With a digging style that matches the curation of just Be’s mixes and releases, Lauren’s approach to DJing shuns the usually ego-centric behaviour of the culture. They’ve found DJing has been a great way to make Just Be more visible. “You have more opportunities to push out your brand as a DJ, so I kinda learnt to mix as a marketing thing,” Lauren admits. “It’s another way of pushing just Be.”
This selfless style in all aspects of just Be’s output from charity / fund-raising events to the just Be social media channels. The brand’s pages match their fizziness as they share opportunities, start discussions, inform on topics and highlight the skills and actions of as many women and non-binary artists as possible.
“We’re not just focused on the music, we’re focused on changing things in many different aspects,” explains Lauren who has run several successful infographic campaigns. One earlier this year focused on how to support people who are suffering mental health issues and another campaign in summer 2021 created awareness about drinks being spiked in clubs last year. The posts went viral and have since led to a forthcoming collaboration which will be revealed in the coming weeks. “All these things are linked for me. People have said to me things like, ‘You’re just a promoter, don’t talk politics, just keep it to the music.’ They don’t get it. Life is so much more than just doing one thing. If I’m part of a positive change and I can see those changes happening, then I can enjoy the music more. Surely that’s how it works?”

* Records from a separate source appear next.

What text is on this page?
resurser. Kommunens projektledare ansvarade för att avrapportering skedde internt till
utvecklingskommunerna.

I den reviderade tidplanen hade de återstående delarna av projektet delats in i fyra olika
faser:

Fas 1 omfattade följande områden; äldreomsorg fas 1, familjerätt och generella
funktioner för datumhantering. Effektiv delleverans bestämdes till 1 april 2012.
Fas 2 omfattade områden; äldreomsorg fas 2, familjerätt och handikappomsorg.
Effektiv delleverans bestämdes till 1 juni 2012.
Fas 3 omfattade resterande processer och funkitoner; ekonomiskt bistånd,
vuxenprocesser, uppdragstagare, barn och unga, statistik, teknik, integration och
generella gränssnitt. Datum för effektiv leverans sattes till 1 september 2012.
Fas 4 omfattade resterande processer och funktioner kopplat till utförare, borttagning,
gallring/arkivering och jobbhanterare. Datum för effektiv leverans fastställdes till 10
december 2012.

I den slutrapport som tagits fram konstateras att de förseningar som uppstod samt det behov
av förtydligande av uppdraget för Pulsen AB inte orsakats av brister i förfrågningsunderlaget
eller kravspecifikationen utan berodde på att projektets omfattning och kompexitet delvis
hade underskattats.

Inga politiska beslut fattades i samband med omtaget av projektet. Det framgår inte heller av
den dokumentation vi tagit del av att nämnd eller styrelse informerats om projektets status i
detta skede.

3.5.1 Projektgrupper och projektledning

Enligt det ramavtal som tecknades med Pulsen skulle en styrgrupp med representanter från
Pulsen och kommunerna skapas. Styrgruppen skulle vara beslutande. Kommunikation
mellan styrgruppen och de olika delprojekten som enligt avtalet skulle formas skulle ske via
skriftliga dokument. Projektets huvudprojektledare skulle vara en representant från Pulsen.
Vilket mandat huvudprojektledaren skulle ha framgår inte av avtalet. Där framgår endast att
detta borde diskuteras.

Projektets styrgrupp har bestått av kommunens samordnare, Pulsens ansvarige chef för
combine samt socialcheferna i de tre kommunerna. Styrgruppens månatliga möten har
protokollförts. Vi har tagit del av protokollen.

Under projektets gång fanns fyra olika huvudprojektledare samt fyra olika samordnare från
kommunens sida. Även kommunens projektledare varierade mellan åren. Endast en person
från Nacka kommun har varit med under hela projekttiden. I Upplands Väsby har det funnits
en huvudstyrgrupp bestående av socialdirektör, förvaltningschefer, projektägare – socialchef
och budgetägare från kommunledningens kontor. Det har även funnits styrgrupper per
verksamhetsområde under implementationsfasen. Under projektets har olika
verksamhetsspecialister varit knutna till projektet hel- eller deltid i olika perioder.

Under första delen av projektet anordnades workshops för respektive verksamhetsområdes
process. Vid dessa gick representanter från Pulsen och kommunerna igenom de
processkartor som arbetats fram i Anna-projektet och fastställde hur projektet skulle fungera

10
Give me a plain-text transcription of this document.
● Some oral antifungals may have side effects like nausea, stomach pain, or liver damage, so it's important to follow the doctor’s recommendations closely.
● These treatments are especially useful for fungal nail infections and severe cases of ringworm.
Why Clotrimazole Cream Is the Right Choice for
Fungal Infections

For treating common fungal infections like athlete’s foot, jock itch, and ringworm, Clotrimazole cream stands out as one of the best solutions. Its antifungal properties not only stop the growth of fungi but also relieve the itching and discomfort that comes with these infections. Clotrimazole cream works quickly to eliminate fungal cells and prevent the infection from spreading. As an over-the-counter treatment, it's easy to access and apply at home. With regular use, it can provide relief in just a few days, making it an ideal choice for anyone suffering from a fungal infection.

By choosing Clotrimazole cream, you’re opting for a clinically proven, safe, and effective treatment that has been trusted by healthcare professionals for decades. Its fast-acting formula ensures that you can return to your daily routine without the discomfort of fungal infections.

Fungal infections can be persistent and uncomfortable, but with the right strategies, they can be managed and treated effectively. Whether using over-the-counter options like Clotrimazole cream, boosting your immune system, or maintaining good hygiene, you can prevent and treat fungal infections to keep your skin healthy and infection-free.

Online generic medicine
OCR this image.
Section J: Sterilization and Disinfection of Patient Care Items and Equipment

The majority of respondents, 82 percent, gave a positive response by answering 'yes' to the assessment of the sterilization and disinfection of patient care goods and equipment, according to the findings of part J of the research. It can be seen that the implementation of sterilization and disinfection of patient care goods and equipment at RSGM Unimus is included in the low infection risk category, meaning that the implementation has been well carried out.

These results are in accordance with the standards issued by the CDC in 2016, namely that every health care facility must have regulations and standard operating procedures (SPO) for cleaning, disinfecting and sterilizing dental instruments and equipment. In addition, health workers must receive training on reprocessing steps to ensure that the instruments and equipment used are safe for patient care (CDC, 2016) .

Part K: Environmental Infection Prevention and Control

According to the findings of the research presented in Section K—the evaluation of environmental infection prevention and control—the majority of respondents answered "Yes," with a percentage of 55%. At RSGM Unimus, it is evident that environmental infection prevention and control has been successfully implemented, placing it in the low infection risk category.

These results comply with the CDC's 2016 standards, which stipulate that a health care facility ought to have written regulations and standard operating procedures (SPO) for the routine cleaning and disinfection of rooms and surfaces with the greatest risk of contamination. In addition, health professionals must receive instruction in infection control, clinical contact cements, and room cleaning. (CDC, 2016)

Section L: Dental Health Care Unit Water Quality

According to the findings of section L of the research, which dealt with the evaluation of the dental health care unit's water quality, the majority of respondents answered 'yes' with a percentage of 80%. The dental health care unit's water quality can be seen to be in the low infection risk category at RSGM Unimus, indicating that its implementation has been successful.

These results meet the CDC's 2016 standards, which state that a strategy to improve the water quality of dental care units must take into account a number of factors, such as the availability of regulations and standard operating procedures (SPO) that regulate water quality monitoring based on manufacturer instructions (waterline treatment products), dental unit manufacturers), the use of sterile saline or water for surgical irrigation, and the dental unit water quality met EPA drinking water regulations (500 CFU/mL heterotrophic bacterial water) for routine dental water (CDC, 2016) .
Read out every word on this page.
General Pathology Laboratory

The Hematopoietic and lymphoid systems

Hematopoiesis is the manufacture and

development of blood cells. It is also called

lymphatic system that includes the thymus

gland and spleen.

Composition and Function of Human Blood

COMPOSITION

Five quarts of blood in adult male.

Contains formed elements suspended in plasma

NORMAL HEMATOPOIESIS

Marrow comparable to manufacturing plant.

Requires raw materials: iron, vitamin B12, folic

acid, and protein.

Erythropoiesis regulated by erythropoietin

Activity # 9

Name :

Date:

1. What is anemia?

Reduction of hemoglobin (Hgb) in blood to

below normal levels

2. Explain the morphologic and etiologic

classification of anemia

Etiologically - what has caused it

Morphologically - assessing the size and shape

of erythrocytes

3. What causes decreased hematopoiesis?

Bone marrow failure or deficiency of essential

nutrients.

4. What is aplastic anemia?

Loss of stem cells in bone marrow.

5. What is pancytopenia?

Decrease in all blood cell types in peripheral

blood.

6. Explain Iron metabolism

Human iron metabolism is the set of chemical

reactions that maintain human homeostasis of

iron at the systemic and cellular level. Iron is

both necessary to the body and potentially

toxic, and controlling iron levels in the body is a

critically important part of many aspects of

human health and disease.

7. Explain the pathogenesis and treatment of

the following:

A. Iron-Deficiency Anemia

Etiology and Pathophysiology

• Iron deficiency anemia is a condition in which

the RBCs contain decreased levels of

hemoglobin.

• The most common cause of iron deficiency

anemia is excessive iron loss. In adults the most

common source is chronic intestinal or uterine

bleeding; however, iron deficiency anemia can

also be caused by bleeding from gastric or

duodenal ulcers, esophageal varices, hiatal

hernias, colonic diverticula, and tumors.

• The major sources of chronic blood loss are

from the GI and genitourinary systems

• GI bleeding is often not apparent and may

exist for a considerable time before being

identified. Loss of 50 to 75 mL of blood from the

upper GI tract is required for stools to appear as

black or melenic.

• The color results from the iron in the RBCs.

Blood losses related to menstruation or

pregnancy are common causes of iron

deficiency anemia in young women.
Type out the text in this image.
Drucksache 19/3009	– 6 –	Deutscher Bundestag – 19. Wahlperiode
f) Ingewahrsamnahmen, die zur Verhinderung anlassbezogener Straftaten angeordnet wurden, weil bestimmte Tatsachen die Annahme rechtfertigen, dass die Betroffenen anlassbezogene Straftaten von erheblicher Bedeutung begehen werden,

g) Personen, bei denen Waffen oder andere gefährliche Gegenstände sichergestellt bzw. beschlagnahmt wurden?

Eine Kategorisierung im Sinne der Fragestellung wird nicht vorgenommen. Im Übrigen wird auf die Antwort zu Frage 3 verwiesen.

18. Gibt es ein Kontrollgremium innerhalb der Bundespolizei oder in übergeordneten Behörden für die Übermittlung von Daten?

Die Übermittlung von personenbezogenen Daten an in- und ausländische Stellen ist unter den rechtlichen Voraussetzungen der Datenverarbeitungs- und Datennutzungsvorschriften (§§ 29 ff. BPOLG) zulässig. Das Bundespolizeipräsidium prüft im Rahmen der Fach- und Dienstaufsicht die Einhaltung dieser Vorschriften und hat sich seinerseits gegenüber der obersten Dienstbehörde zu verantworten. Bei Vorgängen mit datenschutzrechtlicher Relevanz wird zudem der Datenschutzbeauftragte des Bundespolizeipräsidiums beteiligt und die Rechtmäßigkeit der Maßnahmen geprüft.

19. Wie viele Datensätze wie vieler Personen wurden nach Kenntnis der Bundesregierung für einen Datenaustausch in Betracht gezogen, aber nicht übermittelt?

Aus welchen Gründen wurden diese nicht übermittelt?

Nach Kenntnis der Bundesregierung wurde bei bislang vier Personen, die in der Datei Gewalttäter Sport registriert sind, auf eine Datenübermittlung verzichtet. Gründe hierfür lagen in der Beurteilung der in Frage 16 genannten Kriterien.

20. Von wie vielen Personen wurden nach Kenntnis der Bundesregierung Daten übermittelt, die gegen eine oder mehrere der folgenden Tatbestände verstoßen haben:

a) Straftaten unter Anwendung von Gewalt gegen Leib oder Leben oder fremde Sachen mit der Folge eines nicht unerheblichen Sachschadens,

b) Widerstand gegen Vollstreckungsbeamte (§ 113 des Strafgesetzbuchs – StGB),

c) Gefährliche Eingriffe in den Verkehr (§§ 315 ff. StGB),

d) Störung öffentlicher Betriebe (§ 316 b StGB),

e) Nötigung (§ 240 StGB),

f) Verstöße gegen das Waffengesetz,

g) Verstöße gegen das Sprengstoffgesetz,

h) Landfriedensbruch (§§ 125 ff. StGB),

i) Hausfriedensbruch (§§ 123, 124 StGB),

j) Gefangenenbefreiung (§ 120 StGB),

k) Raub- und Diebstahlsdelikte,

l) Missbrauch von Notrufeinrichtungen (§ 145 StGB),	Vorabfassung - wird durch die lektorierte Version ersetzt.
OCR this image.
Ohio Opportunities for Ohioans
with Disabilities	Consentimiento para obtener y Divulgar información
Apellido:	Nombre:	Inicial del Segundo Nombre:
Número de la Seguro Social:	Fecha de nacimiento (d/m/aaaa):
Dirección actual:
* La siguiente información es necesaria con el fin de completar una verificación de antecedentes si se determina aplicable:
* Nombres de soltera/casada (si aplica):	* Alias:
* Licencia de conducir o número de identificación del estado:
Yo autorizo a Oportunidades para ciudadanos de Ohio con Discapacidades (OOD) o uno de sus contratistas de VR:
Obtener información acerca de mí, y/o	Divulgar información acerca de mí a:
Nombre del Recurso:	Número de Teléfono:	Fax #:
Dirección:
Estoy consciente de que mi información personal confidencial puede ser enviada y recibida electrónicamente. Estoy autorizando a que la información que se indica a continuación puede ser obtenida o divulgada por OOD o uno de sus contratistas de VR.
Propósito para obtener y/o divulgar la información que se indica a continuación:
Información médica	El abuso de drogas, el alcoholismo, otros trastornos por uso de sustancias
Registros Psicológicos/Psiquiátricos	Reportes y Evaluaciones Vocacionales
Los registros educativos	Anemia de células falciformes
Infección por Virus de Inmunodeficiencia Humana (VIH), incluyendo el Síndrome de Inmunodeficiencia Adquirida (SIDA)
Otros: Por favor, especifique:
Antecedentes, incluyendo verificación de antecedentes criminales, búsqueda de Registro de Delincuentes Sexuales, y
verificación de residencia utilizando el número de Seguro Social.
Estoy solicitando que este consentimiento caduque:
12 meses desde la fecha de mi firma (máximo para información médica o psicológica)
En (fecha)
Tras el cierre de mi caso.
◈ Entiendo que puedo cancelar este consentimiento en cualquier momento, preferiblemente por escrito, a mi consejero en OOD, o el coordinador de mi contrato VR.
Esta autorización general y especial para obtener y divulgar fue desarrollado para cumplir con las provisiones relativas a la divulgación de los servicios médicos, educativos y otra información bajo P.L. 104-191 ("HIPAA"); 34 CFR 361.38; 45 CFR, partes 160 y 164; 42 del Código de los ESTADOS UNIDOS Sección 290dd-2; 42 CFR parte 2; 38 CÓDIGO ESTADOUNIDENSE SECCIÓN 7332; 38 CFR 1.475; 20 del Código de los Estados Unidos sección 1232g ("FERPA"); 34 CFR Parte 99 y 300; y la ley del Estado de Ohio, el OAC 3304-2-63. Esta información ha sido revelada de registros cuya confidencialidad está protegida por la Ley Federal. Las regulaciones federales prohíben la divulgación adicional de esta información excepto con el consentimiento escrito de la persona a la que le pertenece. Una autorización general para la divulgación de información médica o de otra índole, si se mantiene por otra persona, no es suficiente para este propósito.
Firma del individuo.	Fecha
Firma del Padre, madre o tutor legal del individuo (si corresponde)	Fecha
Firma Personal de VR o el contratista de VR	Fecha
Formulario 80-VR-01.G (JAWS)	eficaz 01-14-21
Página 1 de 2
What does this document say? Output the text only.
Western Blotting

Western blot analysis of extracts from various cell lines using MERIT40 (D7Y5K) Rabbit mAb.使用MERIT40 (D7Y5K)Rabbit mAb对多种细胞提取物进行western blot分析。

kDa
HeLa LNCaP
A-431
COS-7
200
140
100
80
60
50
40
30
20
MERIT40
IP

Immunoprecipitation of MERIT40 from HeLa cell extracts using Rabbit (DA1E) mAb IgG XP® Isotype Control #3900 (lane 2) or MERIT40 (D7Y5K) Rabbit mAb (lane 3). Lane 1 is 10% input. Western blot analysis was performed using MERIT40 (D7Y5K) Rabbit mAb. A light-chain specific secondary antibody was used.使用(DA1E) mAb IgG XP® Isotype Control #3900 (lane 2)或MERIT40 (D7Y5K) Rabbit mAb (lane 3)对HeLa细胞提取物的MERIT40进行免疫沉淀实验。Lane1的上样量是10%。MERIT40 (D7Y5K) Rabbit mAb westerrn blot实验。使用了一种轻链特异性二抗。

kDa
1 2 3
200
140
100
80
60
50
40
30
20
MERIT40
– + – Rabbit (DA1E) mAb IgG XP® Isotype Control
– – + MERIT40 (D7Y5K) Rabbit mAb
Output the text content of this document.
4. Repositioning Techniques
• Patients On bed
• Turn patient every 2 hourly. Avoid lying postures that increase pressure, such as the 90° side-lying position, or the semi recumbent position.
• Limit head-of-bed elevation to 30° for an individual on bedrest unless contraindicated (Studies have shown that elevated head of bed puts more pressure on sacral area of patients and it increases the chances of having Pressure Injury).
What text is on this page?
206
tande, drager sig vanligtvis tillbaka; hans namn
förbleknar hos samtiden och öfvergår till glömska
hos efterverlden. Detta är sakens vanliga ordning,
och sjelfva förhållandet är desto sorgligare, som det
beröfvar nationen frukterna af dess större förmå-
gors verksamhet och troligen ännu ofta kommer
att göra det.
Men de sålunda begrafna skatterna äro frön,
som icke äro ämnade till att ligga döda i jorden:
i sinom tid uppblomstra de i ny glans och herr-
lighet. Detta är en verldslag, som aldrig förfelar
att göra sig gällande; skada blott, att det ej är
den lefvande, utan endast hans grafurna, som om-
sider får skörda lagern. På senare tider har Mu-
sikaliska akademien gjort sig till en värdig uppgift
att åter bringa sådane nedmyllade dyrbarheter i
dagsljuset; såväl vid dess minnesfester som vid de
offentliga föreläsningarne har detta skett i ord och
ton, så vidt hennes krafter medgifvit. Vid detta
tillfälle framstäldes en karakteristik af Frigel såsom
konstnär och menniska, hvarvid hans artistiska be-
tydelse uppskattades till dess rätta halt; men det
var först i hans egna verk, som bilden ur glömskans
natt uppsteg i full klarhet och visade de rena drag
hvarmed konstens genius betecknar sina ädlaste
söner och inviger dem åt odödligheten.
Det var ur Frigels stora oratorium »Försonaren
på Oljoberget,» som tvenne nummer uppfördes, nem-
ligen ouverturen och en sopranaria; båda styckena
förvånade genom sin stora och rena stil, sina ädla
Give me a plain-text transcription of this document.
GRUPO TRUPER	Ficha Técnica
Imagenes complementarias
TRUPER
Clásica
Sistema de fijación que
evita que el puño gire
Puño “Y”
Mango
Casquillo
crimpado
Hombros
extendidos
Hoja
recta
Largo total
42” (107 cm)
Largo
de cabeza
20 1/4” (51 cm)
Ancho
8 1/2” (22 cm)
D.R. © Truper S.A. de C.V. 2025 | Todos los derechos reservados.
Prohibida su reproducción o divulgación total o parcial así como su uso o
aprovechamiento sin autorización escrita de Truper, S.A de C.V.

It’s a logic that has resonated with many as more artists, brands and music lovers have gravitated towards just Be’s operations. Others, unfortunately, still don’t understand why collectives and organisations such as just Be exist in the first place. “I literally got called sexist on Tik-Tok yesterday!” Lauren sighs with a laugh of despair. “Some people don’t get it. There have been organisations and brands out there that have excluded women and non-binary people forever, we need to exist. And if we don’t change the dialogue then who else will? I read in a book called The Hate You Give something that’s stuck with me forever. The girl said, ‘I’ve been gifted with a voice, I have to use it.’ I’ve lived by that ever since. Say what you need to say!”
Unless, of course, it’s a little too early to say and you’d rather knuckle down, work in silence and come back with that ‘What the fuck!?!’ moment and then say it. A technique that Lauren thrives off, we can expect plenty more WTFs in the future as many plans and projects are bubbling behind the scenes.
“Some stuff is very close to being announced and I really want to tell you,” Lauren exclaims as we wrap up the interview and enjoy the UK’s rare but welcome sunny spell. “But it’s all just a bit too soon. Guess it’s just going to be one of those ‘watch this space’ ones isn’t it?”